Son N°1 - "La majorité d’entre nous va y laisser des plumes" : L’inquiétude des salariés de Mahle-Behr face au PSE
Devant l’entreprise, les salariés comme Stéphane ne cachent pas leurs craintes.
La crainte de retrouver un emploi, et la rémunération, parce que la majorité d’entre nous va y laisser des plumes.
Les attentes sont élevées pour les salariés et les syndicats. Roberto Fedozzi est délégué syndical FO.
Maintenant, on rentre dans le vif du sujet, par rapport aux négociations du Plan de Sauvegarde de l'Emploi (PSE). Les salariés veulent des réponses sur l’accompagnement, le congé de reclassement, toutes les aides dont ils pourraient bénéficier, et surtout l’indemnité supra-légale.

Les indemnités du congé de reclassement proposées par l’entreprise ne sont pas à la hauteur de leurs attentes.
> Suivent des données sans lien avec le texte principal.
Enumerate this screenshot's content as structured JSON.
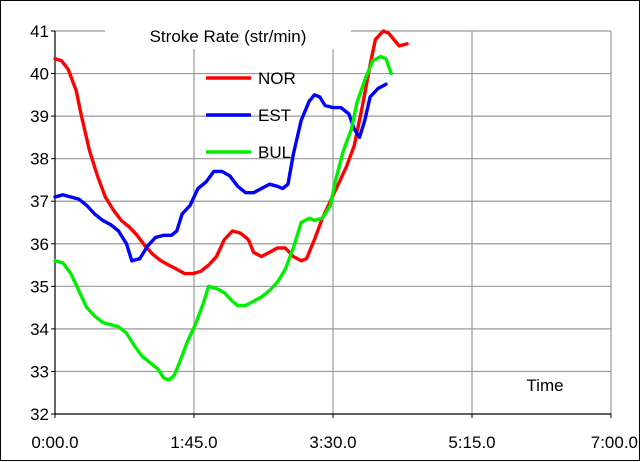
{
  "chart_data": {
    "type": "line",
    "title": "Stroke Rate (str/min)",
    "xlabel": "Time",
    "ylabel": "",
    "xlim": [
      0,
      420
    ],
    "ylim": [
      32,
      41
    ],
    "x_ticks": [
      {
        "value": 0,
        "label": "0:00.0"
      },
      {
        "value": 105,
        "label": "1:45.0"
      },
      {
        "value": 210,
        "label": "3:30.0"
      },
      {
        "value": 315,
        "label": "5:15.0"
      },
      {
        "value": 420,
        "label": "7:00.0"
      }
    ],
    "y_ticks": [
      32,
      33,
      34,
      35,
      36,
      37,
      38,
      39,
      40,
      41
    ],
    "grid": true,
    "legend_position": "top-left",
    "series": [
      {
        "name": "NOR",
        "color": "#ff0000",
        "points": [
          [
            0,
            40.35
          ],
          [
            5,
            40.3
          ],
          [
            10,
            40.1
          ],
          [
            16,
            39.6
          ],
          [
            20,
            39.0
          ],
          [
            26,
            38.2
          ],
          [
            32,
            37.6
          ],
          [
            38,
            37.1
          ],
          [
            44,
            36.8
          ],
          [
            50,
            36.55
          ],
          [
            56,
            36.4
          ],
          [
            62,
            36.2
          ],
          [
            68,
            35.95
          ],
          [
            74,
            35.75
          ],
          [
            80,
            35.6
          ],
          [
            86,
            35.5
          ],
          [
            92,
            35.4
          ],
          [
            98,
            35.3
          ],
          [
            104,
            35.3
          ],
          [
            110,
            35.35
          ],
          [
            116,
            35.5
          ],
          [
            122,
            35.7
          ],
          [
            128,
            36.1
          ],
          [
            134,
            36.3
          ],
          [
            140,
            36.25
          ],
          [
            146,
            36.1
          ],
          [
            150,
            35.8
          ],
          [
            156,
            35.7
          ],
          [
            162,
            35.8
          ],
          [
            168,
            35.9
          ],
          [
            174,
            35.9
          ],
          [
            180,
            35.7
          ],
          [
            186,
            35.6
          ],
          [
            190,
            35.65
          ],
          [
            196,
            36.1
          ],
          [
            202,
            36.6
          ],
          [
            208,
            37.0
          ],
          [
            214,
            37.4
          ],
          [
            220,
            37.8
          ],
          [
            226,
            38.3
          ],
          [
            232,
            39.2
          ],
          [
            238,
            40.2
          ],
          [
            242,
            40.8
          ],
          [
            248,
            41.0
          ],
          [
            252,
            40.95
          ],
          [
            256,
            40.8
          ],
          [
            260,
            40.65
          ],
          [
            266,
            40.7
          ]
        ]
      },
      {
        "name": "EST",
        "color": "#0000ff",
        "points": [
          [
            0,
            37.1
          ],
          [
            6,
            37.15
          ],
          [
            12,
            37.1
          ],
          [
            18,
            37.05
          ],
          [
            24,
            36.9
          ],
          [
            30,
            36.7
          ],
          [
            36,
            36.55
          ],
          [
            42,
            36.45
          ],
          [
            48,
            36.3
          ],
          [
            54,
            36.0
          ],
          [
            58,
            35.6
          ],
          [
            64,
            35.65
          ],
          [
            70,
            35.95
          ],
          [
            76,
            36.15
          ],
          [
            82,
            36.2
          ],
          [
            88,
            36.2
          ],
          [
            92,
            36.3
          ],
          [
            96,
            36.7
          ],
          [
            102,
            36.9
          ],
          [
            108,
            37.3
          ],
          [
            114,
            37.45
          ],
          [
            120,
            37.7
          ],
          [
            126,
            37.7
          ],
          [
            132,
            37.6
          ],
          [
            138,
            37.35
          ],
          [
            144,
            37.2
          ],
          [
            150,
            37.2
          ],
          [
            156,
            37.3
          ],
          [
            162,
            37.4
          ],
          [
            168,
            37.35
          ],
          [
            172,
            37.3
          ],
          [
            176,
            37.4
          ],
          [
            180,
            38.1
          ],
          [
            186,
            38.9
          ],
          [
            192,
            39.35
          ],
          [
            196,
            39.5
          ],
          [
            200,
            39.45
          ],
          [
            204,
            39.25
          ],
          [
            210,
            39.2
          ],
          [
            216,
            39.2
          ],
          [
            222,
            39.05
          ],
          [
            226,
            38.7
          ],
          [
            230,
            38.5
          ],
          [
            234,
            38.9
          ],
          [
            238,
            39.45
          ],
          [
            244,
            39.65
          ],
          [
            250,
            39.75
          ]
        ]
      },
      {
        "name": "BUL",
        "color": "#00ee00",
        "points": [
          [
            0,
            35.6
          ],
          [
            6,
            35.55
          ],
          [
            12,
            35.3
          ],
          [
            18,
            34.9
          ],
          [
            24,
            34.5
          ],
          [
            30,
            34.3
          ],
          [
            36,
            34.15
          ],
          [
            42,
            34.1
          ],
          [
            48,
            34.05
          ],
          [
            54,
            33.9
          ],
          [
            60,
            33.6
          ],
          [
            66,
            33.35
          ],
          [
            72,
            33.2
          ],
          [
            78,
            33.05
          ],
          [
            82,
            32.85
          ],
          [
            86,
            32.8
          ],
          [
            90,
            32.9
          ],
          [
            94,
            33.2
          ],
          [
            100,
            33.7
          ],
          [
            106,
            34.1
          ],
          [
            112,
            34.6
          ],
          [
            116,
            35.0
          ],
          [
            122,
            34.95
          ],
          [
            128,
            34.85
          ],
          [
            134,
            34.65
          ],
          [
            138,
            34.55
          ],
          [
            144,
            34.55
          ],
          [
            150,
            34.65
          ],
          [
            156,
            34.75
          ],
          [
            162,
            34.9
          ],
          [
            168,
            35.1
          ],
          [
            174,
            35.4
          ],
          [
            180,
            35.9
          ],
          [
            186,
            36.5
          ],
          [
            192,
            36.6
          ],
          [
            196,
            36.55
          ],
          [
            202,
            36.6
          ],
          [
            208,
            36.9
          ],
          [
            212,
            37.5
          ],
          [
            218,
            38.2
          ],
          [
            224,
            38.7
          ],
          [
            228,
            39.3
          ],
          [
            234,
            39.85
          ],
          [
            240,
            40.3
          ],
          [
            246,
            40.4
          ],
          [
            250,
            40.35
          ],
          [
            254,
            40.0
          ]
        ]
      }
    ]
  }
}
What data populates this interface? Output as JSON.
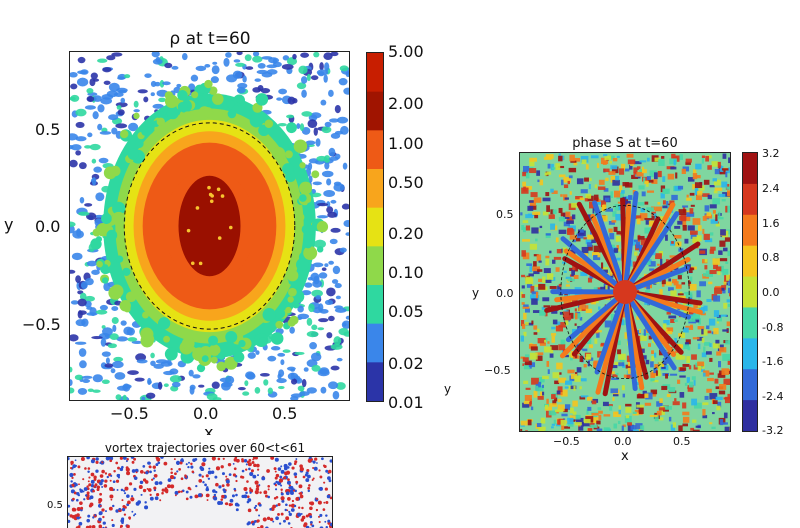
{
  "chart_data": [
    {
      "type": "heatmap",
      "title": "ρ at t=60",
      "xlabel": "x",
      "ylabel": "y",
      "xlim": [
        -0.9,
        0.9
      ],
      "ylim": [
        -0.9,
        0.9
      ],
      "xticks": [
        "−0.5",
        "0.0",
        "0.5"
      ],
      "xtick_values": [
        -0.5,
        0.0,
        0.5
      ],
      "yticks": [
        "0.5",
        "0.0",
        "−0.5"
      ],
      "ytick_values": [
        0.5,
        0.0,
        -0.5
      ],
      "dashed_circle_radius": 0.55,
      "colorbar": {
        "labels": [
          "5.00",
          "2.00",
          "1.00",
          "0.50",
          "0.20",
          "0.10",
          "0.05",
          "0.02",
          "0.01"
        ],
        "colors": [
          "#c81e00",
          "#a01400",
          "#ee5a16",
          "#f8a51c",
          "#e6e214",
          "#8fd94a",
          "#2fd8a0",
          "#3a86ea",
          "#2b34a8"
        ],
        "scale": "log"
      }
    },
    {
      "type": "heatmap",
      "title": "phase S at t=60",
      "xlabel": "x",
      "ylabel": "y",
      "xlim": [
        -0.9,
        0.9
      ],
      "ylim": [
        -0.9,
        0.9
      ],
      "xticks": [
        "−0.5",
        "0.0",
        "0.5"
      ],
      "xtick_values": [
        -0.5,
        0.0,
        0.5
      ],
      "yticks": [
        "0.5",
        "0.0",
        "−0.5"
      ],
      "ytick_values": [
        0.5,
        0.0,
        -0.5
      ],
      "dashed_circle_radius": 0.55,
      "colorbar": {
        "labels": [
          "3.2",
          "2.4",
          "1.6",
          "0.8",
          "0.0",
          "-0.8",
          "-1.6",
          "-2.4",
          "-3.2"
        ],
        "colors": [
          "#a01212",
          "#d6381e",
          "#f47a1c",
          "#f5c51e",
          "#c6e234",
          "#47d7a6",
          "#2ab6ea",
          "#3269d8",
          "#2f2fa0"
        ]
      }
    },
    {
      "type": "heatmap",
      "title": "vortex trajectories over 60<t<61",
      "yticks": [
        "0.5"
      ],
      "ytick_values": [
        0.5
      ]
    }
  ],
  "side_label": "y"
}
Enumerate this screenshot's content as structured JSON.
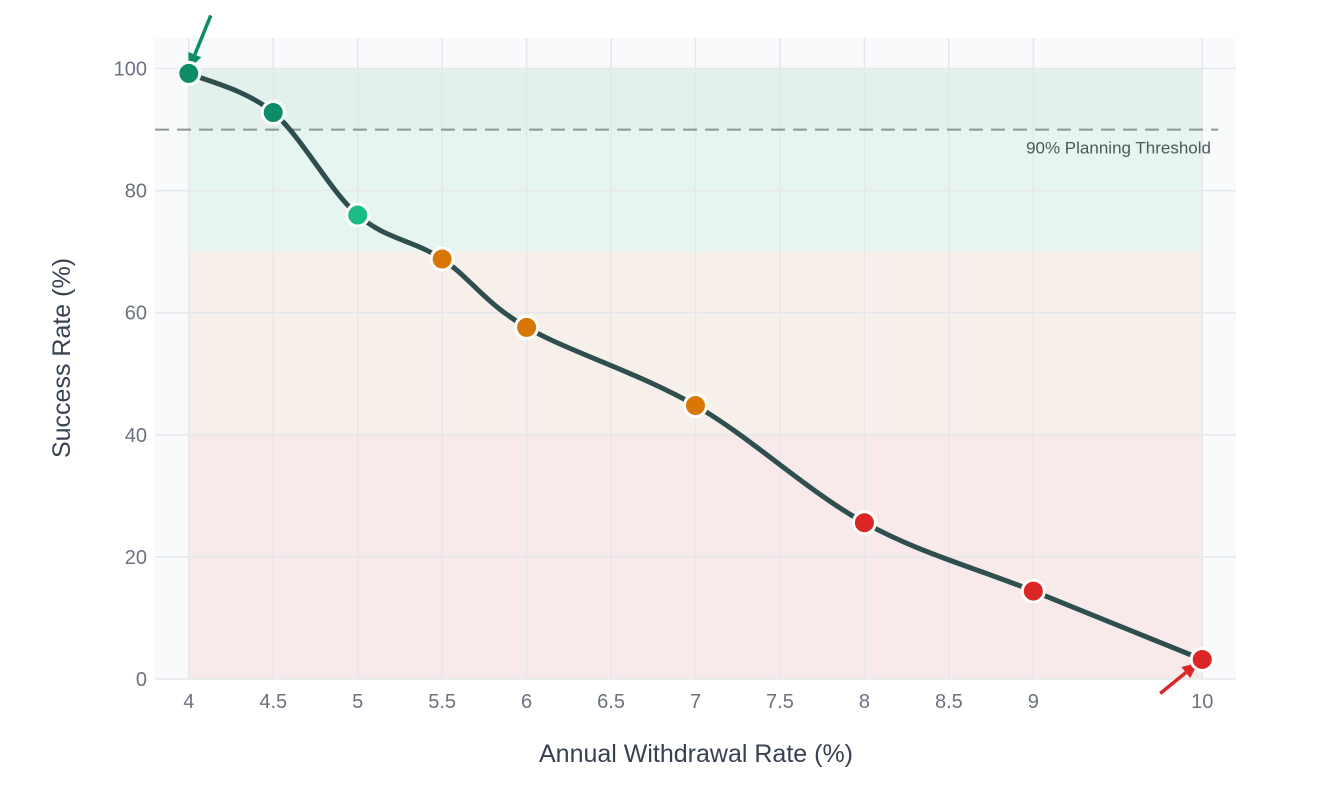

Manuel Mensch est délégué syndical CFE-CGC.
Dans l’accord RCC qu’on avait signé, on était à 85%, et là, ils proposent 75%. Pour nous, ce n’est pas suffisant.
Des revendications nécessaires pour le délégué syndical CGT, Geoffray Roche.
On sait que c’est dur de retrouver un travail. Le congé de reclassement, il faut qu’il soit conséquent pour que les gens puissent retrouver du travail, le budget de formation aussi pour les reconversions et autres. Et bien sûr, l’indemnité supra-légale, c’est pour le préjudice subi pour la fermeture. On parle de fermeture donc, on perd notre emploi.

Le but est de partir le plus dignement pour ces salariés qui comptent sur un préjudice de la part de l’entreprise.
Nous, on demande 42 000 € de prime légale, plus 2 500€ par année d’ancienneté.
Si les salariés n’obtiennent pas gain de cause, ils se réservent le droit de poursuivre la mobilisation.